Cities too can divest from police departments and re-invest those resources in community-based, data-driven, and prevention-focused interventions that can improve the social determinants of health. Doing so requires experts versed in public health—not policing. That includes social workers who can connect people who are displaced with appropriate housing and supportive resources. It includes community workers who can provide culturally appropriate and trauma-informed outreach. It includes restorative justice experts who can mediate situations while ensuring every participant’s safety. And it includes emergency personnel who can be the first to respond to drug offenses and connect people to rehabilitation programs.
Studies show that shifting from criminalization to a primary prevention framework leads to improvements in educational attainment, employment rates, socioeconomic outcomes, and short- and long-term health outcomes. It’s also cost-effective: doing so provides people with resources, and reduces their need for costly law enforcement interventions. Using restorative justice in school settings has led to reductions in suspensions, expulsions, and law enforcement referrals.
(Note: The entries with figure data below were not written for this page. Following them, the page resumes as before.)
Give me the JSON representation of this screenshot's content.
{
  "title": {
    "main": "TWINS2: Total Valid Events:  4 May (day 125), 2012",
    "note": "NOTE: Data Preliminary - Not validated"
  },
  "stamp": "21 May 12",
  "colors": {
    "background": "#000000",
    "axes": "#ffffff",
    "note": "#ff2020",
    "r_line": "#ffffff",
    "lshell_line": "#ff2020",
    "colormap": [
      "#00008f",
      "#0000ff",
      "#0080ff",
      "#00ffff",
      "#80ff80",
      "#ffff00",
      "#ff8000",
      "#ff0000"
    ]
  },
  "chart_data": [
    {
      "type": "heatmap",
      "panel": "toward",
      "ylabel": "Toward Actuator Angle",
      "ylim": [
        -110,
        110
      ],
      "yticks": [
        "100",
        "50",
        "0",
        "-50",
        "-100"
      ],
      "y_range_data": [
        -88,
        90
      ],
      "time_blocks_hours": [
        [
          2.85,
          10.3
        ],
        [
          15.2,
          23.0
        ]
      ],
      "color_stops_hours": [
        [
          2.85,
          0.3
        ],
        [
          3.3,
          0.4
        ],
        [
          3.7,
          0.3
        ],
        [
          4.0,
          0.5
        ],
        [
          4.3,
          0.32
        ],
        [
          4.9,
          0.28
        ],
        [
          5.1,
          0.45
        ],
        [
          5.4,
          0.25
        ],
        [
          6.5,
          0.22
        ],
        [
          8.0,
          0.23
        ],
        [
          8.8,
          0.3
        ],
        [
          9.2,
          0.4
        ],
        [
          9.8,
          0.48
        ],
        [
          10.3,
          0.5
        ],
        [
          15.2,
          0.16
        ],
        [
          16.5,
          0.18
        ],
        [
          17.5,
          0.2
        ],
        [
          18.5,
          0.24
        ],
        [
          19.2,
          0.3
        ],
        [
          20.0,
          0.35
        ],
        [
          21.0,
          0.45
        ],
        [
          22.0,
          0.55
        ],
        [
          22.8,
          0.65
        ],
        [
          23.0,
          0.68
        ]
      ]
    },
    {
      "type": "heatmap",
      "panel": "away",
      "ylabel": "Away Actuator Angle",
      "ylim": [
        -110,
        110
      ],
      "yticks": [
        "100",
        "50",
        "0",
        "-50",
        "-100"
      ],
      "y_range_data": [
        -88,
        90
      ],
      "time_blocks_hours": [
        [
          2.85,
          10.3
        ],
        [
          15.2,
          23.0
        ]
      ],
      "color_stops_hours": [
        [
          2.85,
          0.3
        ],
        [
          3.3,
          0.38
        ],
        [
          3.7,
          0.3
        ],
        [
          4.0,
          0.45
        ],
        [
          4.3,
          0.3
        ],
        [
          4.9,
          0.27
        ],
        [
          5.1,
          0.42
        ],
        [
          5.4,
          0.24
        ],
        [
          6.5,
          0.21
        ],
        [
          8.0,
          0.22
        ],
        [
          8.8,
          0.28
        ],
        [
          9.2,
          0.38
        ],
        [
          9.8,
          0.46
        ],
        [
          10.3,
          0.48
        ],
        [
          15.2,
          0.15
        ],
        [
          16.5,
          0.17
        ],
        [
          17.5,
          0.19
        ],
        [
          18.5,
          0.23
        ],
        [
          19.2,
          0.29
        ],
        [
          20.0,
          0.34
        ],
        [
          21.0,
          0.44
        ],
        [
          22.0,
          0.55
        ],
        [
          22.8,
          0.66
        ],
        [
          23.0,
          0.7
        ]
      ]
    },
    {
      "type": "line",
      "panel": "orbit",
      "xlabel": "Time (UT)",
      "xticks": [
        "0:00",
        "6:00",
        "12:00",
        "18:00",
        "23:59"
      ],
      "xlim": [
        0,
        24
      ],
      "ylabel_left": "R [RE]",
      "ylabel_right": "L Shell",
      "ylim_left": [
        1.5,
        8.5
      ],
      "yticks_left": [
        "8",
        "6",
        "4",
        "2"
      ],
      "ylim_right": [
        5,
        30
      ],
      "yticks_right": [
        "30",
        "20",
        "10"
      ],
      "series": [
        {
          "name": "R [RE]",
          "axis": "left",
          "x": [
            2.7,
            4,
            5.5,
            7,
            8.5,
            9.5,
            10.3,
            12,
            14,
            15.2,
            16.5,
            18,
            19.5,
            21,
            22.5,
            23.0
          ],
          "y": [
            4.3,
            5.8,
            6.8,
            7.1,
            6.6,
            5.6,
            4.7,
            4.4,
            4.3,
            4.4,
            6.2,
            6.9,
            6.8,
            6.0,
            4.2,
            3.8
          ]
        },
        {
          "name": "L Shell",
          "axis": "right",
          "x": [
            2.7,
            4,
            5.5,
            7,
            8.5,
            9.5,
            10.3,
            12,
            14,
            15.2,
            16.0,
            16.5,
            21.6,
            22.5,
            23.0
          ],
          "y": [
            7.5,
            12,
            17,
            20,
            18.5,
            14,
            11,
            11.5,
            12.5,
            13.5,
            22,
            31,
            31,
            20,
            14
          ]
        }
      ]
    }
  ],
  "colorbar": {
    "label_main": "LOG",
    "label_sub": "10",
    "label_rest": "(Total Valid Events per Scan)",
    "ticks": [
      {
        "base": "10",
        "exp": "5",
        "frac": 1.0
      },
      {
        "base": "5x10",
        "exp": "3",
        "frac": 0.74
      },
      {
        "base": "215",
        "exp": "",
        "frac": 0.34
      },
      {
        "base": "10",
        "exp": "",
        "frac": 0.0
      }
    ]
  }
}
Providing permanent housing to those vulnerable to homelessness has reduced crisis interventions and improved social and health outcomes for that population, while saving money for cities. Community-based organizations have more effectively connected survivors with counseling services while de-escalating their crises. People facing mental health and substance abuse issues are less likely to be detained when they have access to the counselors they need. The evidence is impossible to ignore.
We have a great opportunity to join this movement in the state of Texas, where the largest cities continue to give the highest portion of funds for a single department to law enforcement. In Austin’s 2019-2020 fiscal year, City Council reserved 39.9% of the general fund for the police department. They allocated only 7.9% of funds for Austin Public Health, and the smallest portion to Neighborhood Housing and Community Development, at 0.7%. In San Antonio, 37.5% of its general fund went to police, followed by 36% in Dallas, and 33.1% in Houston.
Defunding the police isn’t just about the police—it’s about reassigning the current responsibilities of our officers to more qualified experts. History has shown that our law enforcement system maintains a racial hierarchy, locks marginalized groups out, and deepens inequity. And our social science evidence has repeatedly pointed to the need for public health interventions instead. As health advocates, we must join this call. We must ask our cities and schools to re-invest in the social determinants of health—and in the very resources that keep people safe from police violence.